40. Варвара Малахиева-Мирович – Льву Шестову
5 марта 1924
Сергиево – Париж
Тревожно думать о Вашем здоровье, дорогой Лев Исаакович!
Буду ждать сообщения о нем, если Вам писать трудно, поручите Тане или Наташе известить меня, в каком Вы состоянии. Адрес мой все тот же – Красюковская улица, дом Быковой. Если Вы здоровы и это Вам будет не трудно – передаю просьбу Л.Я. Гуревич[344] – эта просьба касается и меня – у кого-нибудь из знакомых, читающих французскую беллетристику[345], попросить список книг, подходящих для перевода в Мосполиграфе, где Любовь Яковлевна заведует этим отделом. Может быть, Софья Григорьевна не откажется это сделать – когда-то она, кажется, была в дружественных отношениях с Гуревич.
Подходящими книгами в данном случае можно считать такие, где затронуты социальные вопросы, не в тенденциозном освещении, а, так сказать, выражаясь по школьному – “герои труда и сильной воли”, а также униженные и оскорбленные в социальном смысле. Можно и чисто художественные – но не очень экзотичные вещи; исторические – из эпохи Великой Французской революции 48-го года. Сатиру на буржуазные пороки и слабости и то новое, что вышло за последнее время у авторов с крупными именами.

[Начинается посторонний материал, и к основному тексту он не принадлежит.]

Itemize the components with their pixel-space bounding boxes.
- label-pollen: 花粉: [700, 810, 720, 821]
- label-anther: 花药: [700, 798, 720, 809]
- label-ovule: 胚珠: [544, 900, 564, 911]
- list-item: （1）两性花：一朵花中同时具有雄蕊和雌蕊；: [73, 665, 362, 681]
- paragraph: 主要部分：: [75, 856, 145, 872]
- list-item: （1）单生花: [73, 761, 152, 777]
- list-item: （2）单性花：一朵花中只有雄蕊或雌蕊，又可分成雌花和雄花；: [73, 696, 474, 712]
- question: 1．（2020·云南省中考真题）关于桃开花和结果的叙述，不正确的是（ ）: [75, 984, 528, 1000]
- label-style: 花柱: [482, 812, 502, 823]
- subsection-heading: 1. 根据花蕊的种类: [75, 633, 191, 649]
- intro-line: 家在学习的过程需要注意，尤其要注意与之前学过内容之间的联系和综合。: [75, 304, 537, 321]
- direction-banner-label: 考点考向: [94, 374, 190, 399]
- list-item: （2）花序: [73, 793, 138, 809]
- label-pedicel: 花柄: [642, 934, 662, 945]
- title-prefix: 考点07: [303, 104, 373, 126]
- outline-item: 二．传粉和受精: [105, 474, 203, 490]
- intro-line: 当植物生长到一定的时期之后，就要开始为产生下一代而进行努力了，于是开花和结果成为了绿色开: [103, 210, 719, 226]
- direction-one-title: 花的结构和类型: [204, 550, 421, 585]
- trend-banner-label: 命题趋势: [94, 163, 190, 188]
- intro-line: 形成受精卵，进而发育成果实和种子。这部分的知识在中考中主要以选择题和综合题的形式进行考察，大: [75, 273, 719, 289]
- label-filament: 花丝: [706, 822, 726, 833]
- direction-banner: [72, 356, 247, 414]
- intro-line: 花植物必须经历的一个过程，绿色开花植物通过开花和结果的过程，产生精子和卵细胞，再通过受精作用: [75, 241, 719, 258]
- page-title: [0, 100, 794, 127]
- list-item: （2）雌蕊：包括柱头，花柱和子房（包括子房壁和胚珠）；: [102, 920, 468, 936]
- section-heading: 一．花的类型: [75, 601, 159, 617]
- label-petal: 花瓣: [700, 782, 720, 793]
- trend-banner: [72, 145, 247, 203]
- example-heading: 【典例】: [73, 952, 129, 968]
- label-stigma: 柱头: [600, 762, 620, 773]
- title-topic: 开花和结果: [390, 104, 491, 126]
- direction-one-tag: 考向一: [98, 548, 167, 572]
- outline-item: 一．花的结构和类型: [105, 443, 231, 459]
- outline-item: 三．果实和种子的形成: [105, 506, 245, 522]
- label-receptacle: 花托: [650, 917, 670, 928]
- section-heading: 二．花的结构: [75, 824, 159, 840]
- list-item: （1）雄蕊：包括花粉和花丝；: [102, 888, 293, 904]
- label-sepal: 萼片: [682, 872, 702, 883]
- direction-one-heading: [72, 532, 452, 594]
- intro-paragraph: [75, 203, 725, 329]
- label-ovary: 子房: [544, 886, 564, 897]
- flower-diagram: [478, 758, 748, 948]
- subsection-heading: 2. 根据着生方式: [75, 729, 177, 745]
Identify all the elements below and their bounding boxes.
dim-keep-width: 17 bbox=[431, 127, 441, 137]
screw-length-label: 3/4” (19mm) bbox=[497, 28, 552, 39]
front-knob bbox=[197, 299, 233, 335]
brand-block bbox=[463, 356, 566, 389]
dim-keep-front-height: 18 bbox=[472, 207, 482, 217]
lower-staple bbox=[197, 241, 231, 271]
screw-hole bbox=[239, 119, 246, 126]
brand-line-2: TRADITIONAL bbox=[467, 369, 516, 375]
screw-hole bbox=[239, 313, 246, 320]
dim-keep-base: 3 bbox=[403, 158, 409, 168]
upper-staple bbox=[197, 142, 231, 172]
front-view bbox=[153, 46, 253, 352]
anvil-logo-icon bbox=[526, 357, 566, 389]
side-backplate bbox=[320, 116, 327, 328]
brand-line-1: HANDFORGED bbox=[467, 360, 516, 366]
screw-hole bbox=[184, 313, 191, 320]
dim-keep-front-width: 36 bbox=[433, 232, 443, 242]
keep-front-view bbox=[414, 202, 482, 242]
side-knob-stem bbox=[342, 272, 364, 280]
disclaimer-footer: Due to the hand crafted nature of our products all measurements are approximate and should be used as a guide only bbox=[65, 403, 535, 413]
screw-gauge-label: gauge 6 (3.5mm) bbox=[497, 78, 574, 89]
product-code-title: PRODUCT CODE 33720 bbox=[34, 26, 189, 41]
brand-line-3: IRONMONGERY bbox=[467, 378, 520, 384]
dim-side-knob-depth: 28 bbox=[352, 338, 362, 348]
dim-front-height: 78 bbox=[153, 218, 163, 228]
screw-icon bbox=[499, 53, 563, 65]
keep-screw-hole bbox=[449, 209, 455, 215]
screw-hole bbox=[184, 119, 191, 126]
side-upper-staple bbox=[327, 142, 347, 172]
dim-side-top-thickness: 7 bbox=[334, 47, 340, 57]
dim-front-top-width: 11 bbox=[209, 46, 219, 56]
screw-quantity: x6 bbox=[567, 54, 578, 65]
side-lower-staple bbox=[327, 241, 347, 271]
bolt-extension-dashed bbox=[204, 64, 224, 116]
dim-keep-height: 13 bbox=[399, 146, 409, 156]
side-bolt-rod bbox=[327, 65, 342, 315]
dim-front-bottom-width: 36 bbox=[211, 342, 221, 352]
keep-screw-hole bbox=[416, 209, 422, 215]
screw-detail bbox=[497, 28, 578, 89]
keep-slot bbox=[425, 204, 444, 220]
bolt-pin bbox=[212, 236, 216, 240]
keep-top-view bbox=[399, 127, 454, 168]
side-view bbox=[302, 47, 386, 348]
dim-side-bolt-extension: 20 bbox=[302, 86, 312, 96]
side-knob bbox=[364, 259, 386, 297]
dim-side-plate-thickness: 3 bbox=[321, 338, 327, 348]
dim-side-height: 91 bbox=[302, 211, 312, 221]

Такой список оказал бы и мне большую услугу, так как я приглашена работать в этом издательстве, но нет книг. Мне заказана L’été Romain Rolland’a[346], но и ее нет в Москве. О ней – я уже писала – впрочем не в Париж, а в Берлин, куда поехала одна из моих приятельниц, но боюсь, что там этой книги нет, и она мне ее не вышлет. Из-за работы (мне дали несколько рассказов Hamp’a[347]) я живу больше двух недель в Москве. Материально начинаю понемногу оправляться – помогли по своему благочестивому обычаю американские дяди – время от времени они предлагают безработным писателям несколько долларов. Но теперь уж и без них смогу обойтись. Да и осенью я как-то не очень заметила, что бюджет исхудал. Так легко теперь с русского масла перейти на постное и уменьшить его дозы, отменить белый и ввести черный хлеб – и тому подобное. Предшествующий опыт был на пользу. Если прибудут в достаточном количестве французские книги, это уже будет твердая почва под ногами по крайней мере на полгода.
Евгений Германович тоже был в стесненных обстоятельствах, искал перевода. Гуревич обещала и ему. Он уехал на месяц в Тифлис, измотавшись в здешней сутолоке. Встретились мы с ним по-хорошему – то, что “художник варвар кистью сонной” чернит в человеческих встречах, годы снимают, как ветхую чешую. Я рада, что он привезет свою девочку в Россию. Дети должны жить в России – русские дети – особенно в первые годы, когда складывается душа.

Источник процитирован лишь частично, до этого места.